Pizuar Hossain, a senior lecturer of law at the East West University (EWU), has been coaching the university's moot court team since 2016.
A moot court is similar to simulating a real court hearing, where participants analyse a problem, research the relevant law, prepare written submissions and present oral arguments.
The oralists present their argument both as an applicant and as a respondent.
This year, Hossain's team has made it to the Nelson Mandela World Human Rights Moot Court Competition 2021 knockouts together with one Spanish and six English teams.
"I have been coaching a team every year since 2016. My team became runner up in 2019 and champion in 2020 in separate events organized by the NILS and the ELCOP. This year I was hopeful yet not very confident about such a big achievement," Hossain told The Business Standard.
"I am very proud of my team," Hossain added.
The world moot competition is a prestigious annual event where students from around the world come together in Geneva to argue a hypothetical human rights case.
However, due to the Covid-19 pandemic, all rounds of the competition took place virtually this year.
The EWU team, on their way to making history, ended their journey in the knockouts by competing against one of the finalist teams of the competition.
Besides securing the position of the "2nd Best Team" in the preliminary rounds, the EWU team also bagged the "3rd Best Memorial Award" at the competition.
One of the EWU team members, Nusrat Jahan Nishat, was presented with the "3rd Best Oralist Award" and Akhlak-Ul-Islam Tushar became the "5th Best Oralist" among 62 oralists in the competition.
Why mooting? We asked Nishat.
"Mooting develops one's research, writing, networking and public speaking skills that are necessary for law students. It has a top priority worldwide as an extracurricular activity," Nishat replied.
She recommends that all law students take part in mooting.
Nishat plans to go abroad for an LLM degree and appear in either the Bar or the judiciary exam.
"My achievements in the moot enhanced my confidence," said Nishat.
Another team member of the EWU moot team, Tushar, told The Business Standard that this was the first time he participated in a moot court competition and it helped him become more presentable.
"This achievement boosted my confidence. I dream of becoming an advocate."
The Nelson Mandela World Human Rights Moot Court Competition consists of two rounds - the memorial round, which is the most competitive one, and the preliminary or the oral round.
This year, 37 teams from Asia, Africa, Latin America, Western Europe, Eastern Europe and other regions were selected in the preliminary round.
The EWU team was the only team from Bangladesh.
The Strathmore University, Kenya, team were the champions this year and the Universidad Central Del Ecuador, Ecuador, team were the runners-up.

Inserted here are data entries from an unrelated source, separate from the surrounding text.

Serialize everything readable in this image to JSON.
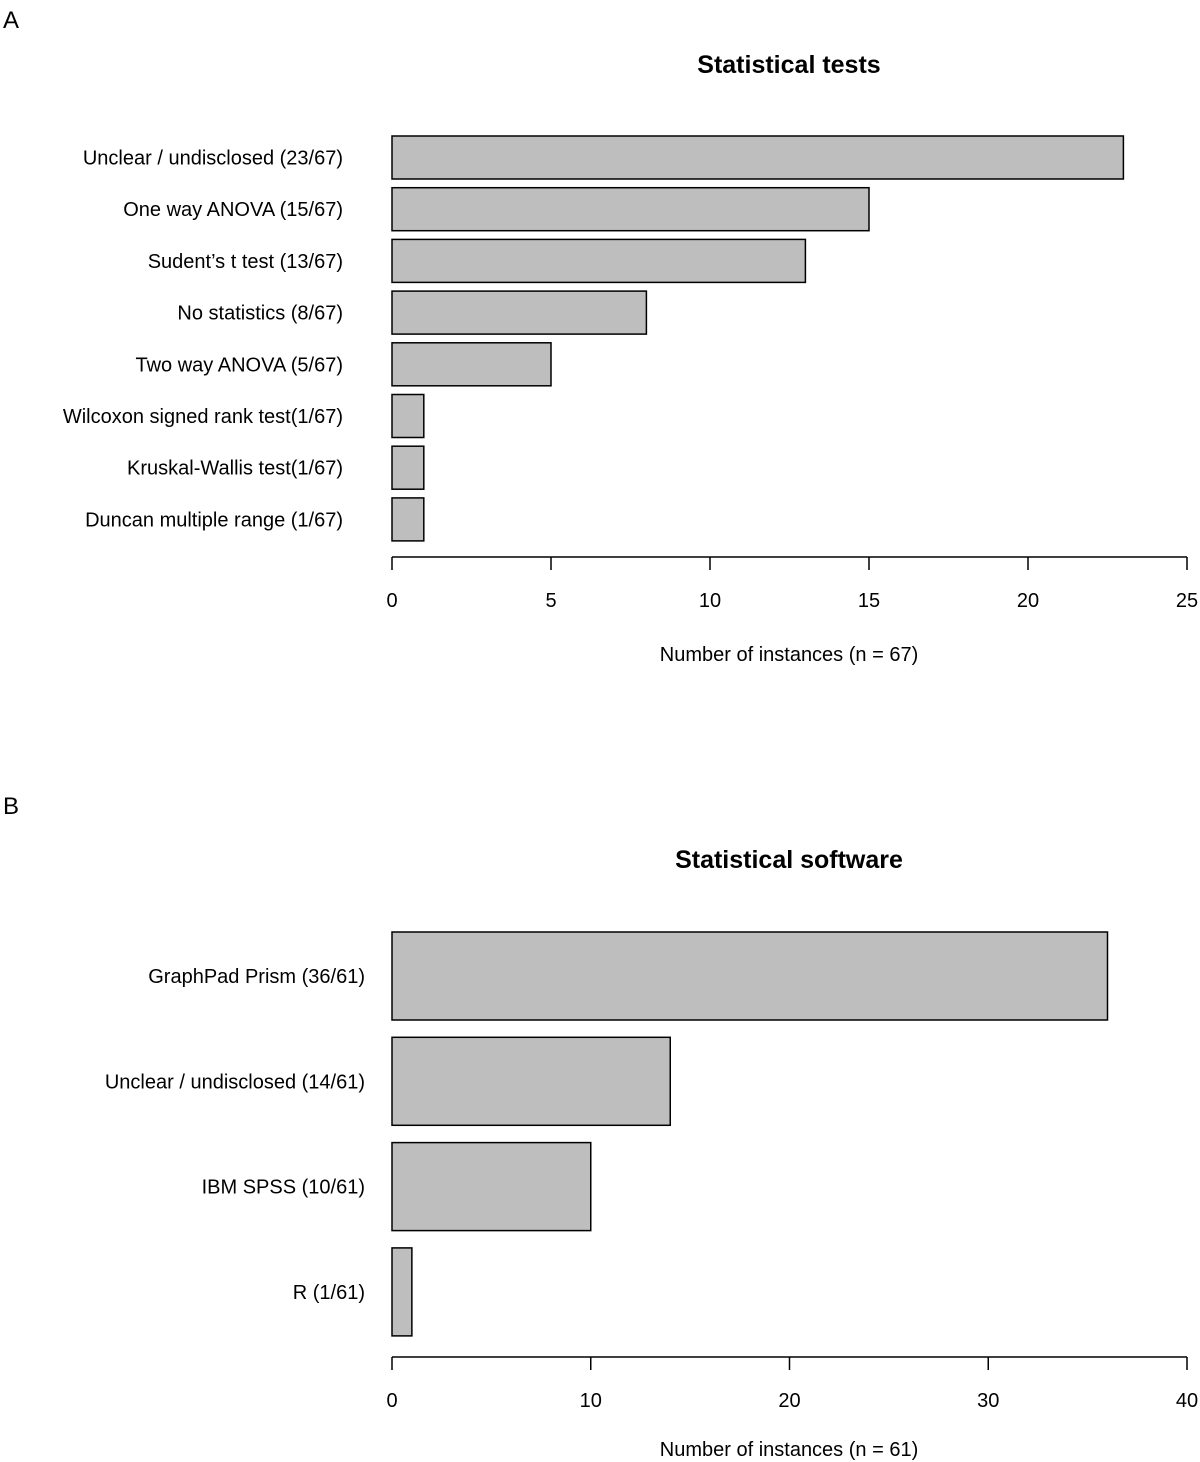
{
  "panels": [
    {
      "letter": "A"
    },
    {
      "letter": "B"
    }
  ],
  "chart_data": [
    {
      "type": "bar",
      "orientation": "horizontal",
      "title": "Statistical tests",
      "categories": [
        "Unclear / undisclosed (23/67)",
        "One way ANOVA (15/67)",
        "Sudent’s t test (13/67)",
        "No statistics (8/67)",
        "Two way ANOVA (5/67)",
        "Wilcoxon signed rank test(1/67)",
        "Kruskal-Wallis test(1/67)",
        "Duncan multiple range (1/67)"
      ],
      "values": [
        23,
        15,
        13,
        8,
        5,
        1,
        1,
        1
      ],
      "xlabel": "Number of instances (n = 67)",
      "ylabel": "",
      "xlim": [
        0,
        25
      ],
      "xticks": [
        0,
        5,
        10,
        15,
        20,
        25
      ],
      "grid": false,
      "bar_color": "#bebebe",
      "edge_color": "#000000"
    },
    {
      "type": "bar",
      "orientation": "horizontal",
      "title": "Statistical software",
      "categories": [
        "GraphPad Prism (36/61)",
        "Unclear / undisclosed (14/61)",
        "IBM SPSS (10/61)",
        "R (1/61)"
      ],
      "values": [
        36,
        14,
        10,
        1
      ],
      "xlabel": "Number of instances (n = 61)",
      "ylabel": "",
      "xlim": [
        0,
        40
      ],
      "xticks": [
        0,
        10,
        20,
        30,
        40
      ],
      "grid": false,
      "bar_color": "#bebebe",
      "edge_color": "#000000"
    }
  ]
}
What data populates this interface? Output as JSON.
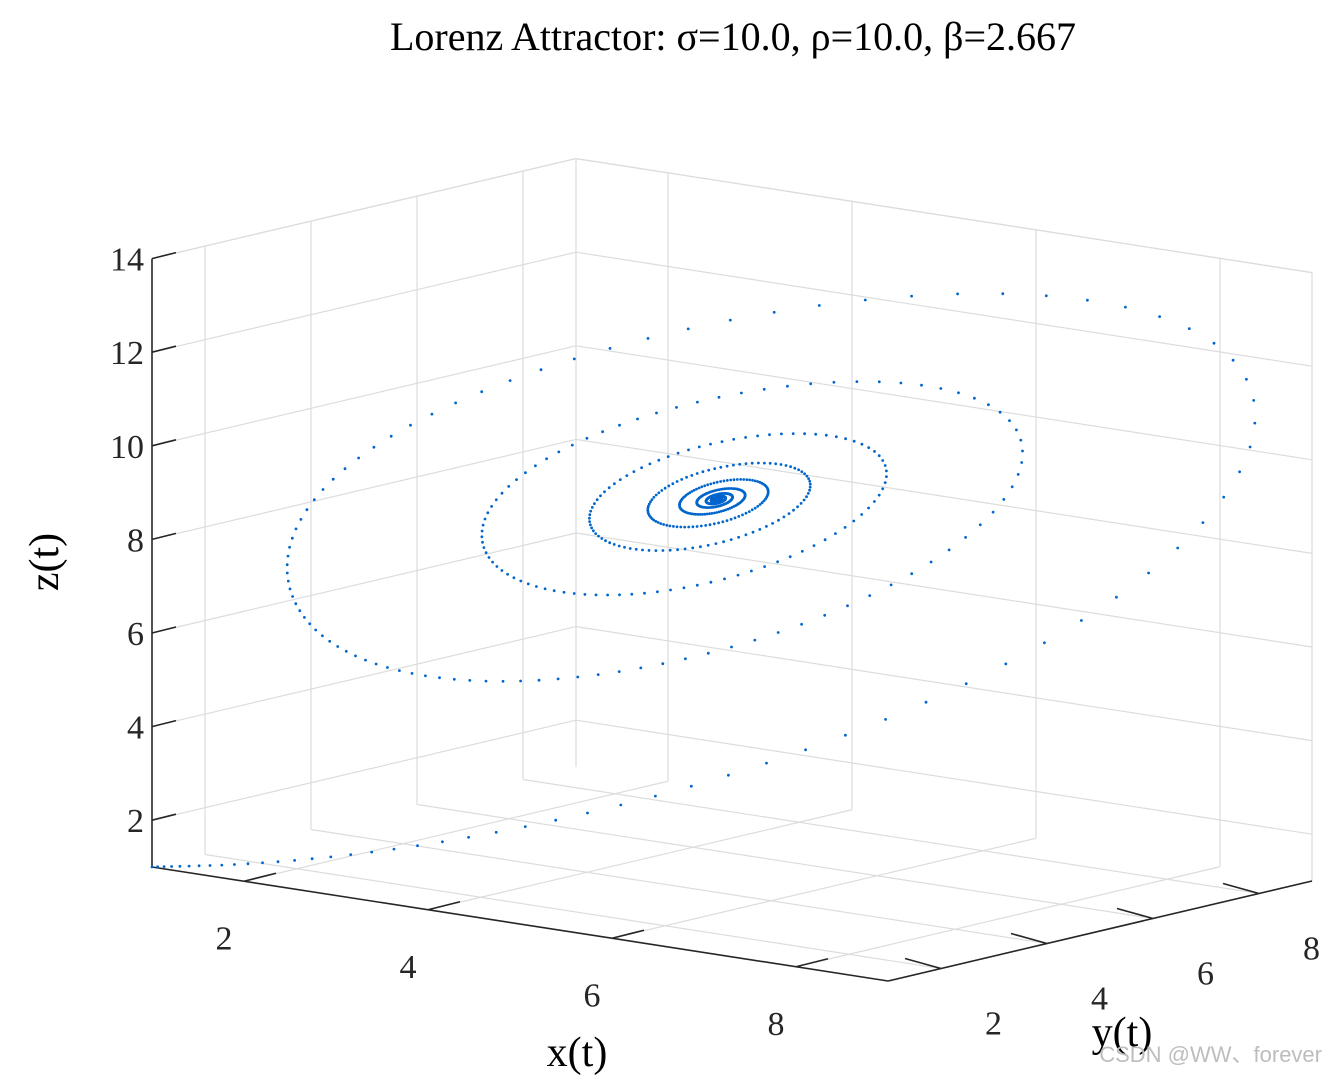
{
  "chart_data": {
    "type": "scatter",
    "title": "Lorenz Attractor: σ=10.0, ρ=10.0, β=2.667",
    "xlabel": "x(t)",
    "ylabel": "y(t)",
    "zlabel": "z(t)",
    "xlim": [
      1,
      9
    ],
    "ylim": [
      1,
      9
    ],
    "zlim": [
      1,
      14
    ],
    "x_ticks": [
      "2",
      "4",
      "6",
      "8"
    ],
    "y_ticks": [
      "2",
      "4",
      "6",
      "8"
    ],
    "z_ticks": [
      "2",
      "4",
      "6",
      "8",
      "10",
      "12",
      "14"
    ],
    "grid": true,
    "series": [
      {
        "marker": "point",
        "color": "#0066cc",
        "start": {
          "x": 1,
          "y": 1,
          "z": 1
        },
        "fixed_point": {
          "x": 6.0,
          "y": 6.0,
          "z": 9.0
        }
      }
    ]
  },
  "watermark": "CSDN @WW、forever"
}
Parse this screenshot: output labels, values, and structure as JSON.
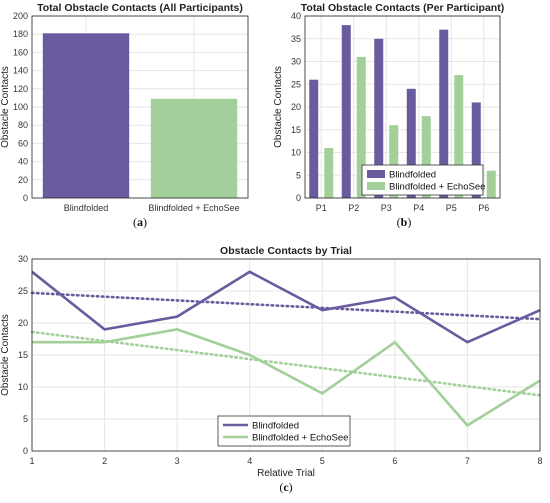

The Nelson Mandela World Human Rights Moot Court Competition is the only global moot court competition directly dedicated to human rights.
It is co-organized by the Centre for Human Rights, University of Pretoria, the Academy on Human Rights, Washington College of Law, American University, and the United Nations Human Rights Council Branch (HRCB), at the Office of the High Commissioner for Human Rights (OHCHR).
"Coaching a moot team is a challenge and our university teachers should take up such challenges. They should think out of the box," moot coach Hossain told The Business Standard.
"Moot court competitions should have more limelight. More legal resources should be enriched and more moot events should be frequently organized nationally," he added.